The Problem with Media

Recently the Guardian launched a subscription model for its website. At the same time, the Independent has ceased to print copies, and the Times is apparently on the skids owing to lack of sales. The Telegraph seems to be transforming itself into a bizarre tabloid, Private Eye famously talks about the paper's obsession with 'fruity girls' and notes how it's transformed into a mouthpiece for its owners' views on all matters from the bizarre to the sublime.

At the same time the tabloid press in the UK seems to be going through a boom period, as the Guardian asks readers for support, the Daily Mail struts in its influence, confident of sales and advertising revenue. One imagines that even the recently announcement by Lego's recent announcement that they would not continue advertising with them, is scarcely going to raise a panic at the Mail's offices. Similarly the Sun and Express are still riding high in circulation, as the broadsheet newspapers appear to be heading down the plughole.

As a habitual reader of the comments under articles (it's a bad habit, I'm trying to stop - at times I feel like I need an intervention), I've also seen repeated references to the MSM, the Mainstream Media, usually by people who are darkly referring to bias or something that's not being reported. The implication is that there's some sort of conspiracy to keep information out of the public eyes, presumably the sort of story that would prove beyond a doubt that EU Commissioners eat babies for breakfast or that Climate Change is a huge conspiracy by aliens to supplant human life (anything not to have to actually change how we live). In an age where gods and demons are largely discredited, the parts of our brains that look for patterns find them, for the wrong reasons. We seek order and a conspiracy scratches that itch. I am unconvinced that going to sites that are openly biased, and who have nothing to reign them in or provide even a smidgeon of a code of ethics is a beneficial thing, especially in a society that has virtually enslaved itself to the internet and would likely fall apart without it.

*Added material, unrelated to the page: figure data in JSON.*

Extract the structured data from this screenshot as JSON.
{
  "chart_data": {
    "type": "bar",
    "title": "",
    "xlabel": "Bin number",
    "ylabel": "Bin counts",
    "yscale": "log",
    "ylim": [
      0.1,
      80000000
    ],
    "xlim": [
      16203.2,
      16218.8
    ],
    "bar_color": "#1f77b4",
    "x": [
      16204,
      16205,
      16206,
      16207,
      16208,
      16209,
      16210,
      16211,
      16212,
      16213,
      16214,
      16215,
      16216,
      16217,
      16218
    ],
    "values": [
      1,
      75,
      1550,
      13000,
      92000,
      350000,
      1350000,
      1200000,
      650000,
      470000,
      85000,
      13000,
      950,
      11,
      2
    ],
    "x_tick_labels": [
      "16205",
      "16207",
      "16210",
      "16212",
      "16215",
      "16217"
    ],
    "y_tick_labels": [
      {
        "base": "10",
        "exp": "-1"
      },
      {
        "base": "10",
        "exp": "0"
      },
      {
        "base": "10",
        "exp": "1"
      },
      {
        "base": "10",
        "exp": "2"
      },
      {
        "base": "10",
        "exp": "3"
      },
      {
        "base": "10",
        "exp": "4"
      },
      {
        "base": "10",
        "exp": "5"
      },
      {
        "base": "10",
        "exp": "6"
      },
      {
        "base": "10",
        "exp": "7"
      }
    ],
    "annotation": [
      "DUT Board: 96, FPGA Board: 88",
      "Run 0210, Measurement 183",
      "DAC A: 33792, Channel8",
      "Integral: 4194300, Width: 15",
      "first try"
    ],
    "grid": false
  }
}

The problem is that the 'net creates bubbles and echo chambers. John Oliver touches on this in this video.


Going back to my Climate Change is caused by aliens, I could just lift the entire plot of John Wyndam's The Kraken Wakes and present it as true. It wouldn't be, but I could claim that it is (and sadly if it was, I bet we'd be a lot more interested as a species).

We seem to have lost track of 'facts', we seem to be in a 'post fact' period, which I find terrifying because it means, for example, that huge things (like for instance that Britain created the concentration camp) get brushed under the carpet - because it doesn't fit with the resurgent British nationalism that's washing our past whiter than white. We're trading ignorance for knowledge, and scarily, we don't actually know that we're doing it. I'm not immune to it, especially on matters concerning science but I admit that and I try to better. A lot of other people just pick up the information they see on social media and assume its' true, there's no fact checking or attempts to work out if its true, they take it all on face value.

We have to stop this - we go on and on about how smart we are, so why aren't we using that intelligence?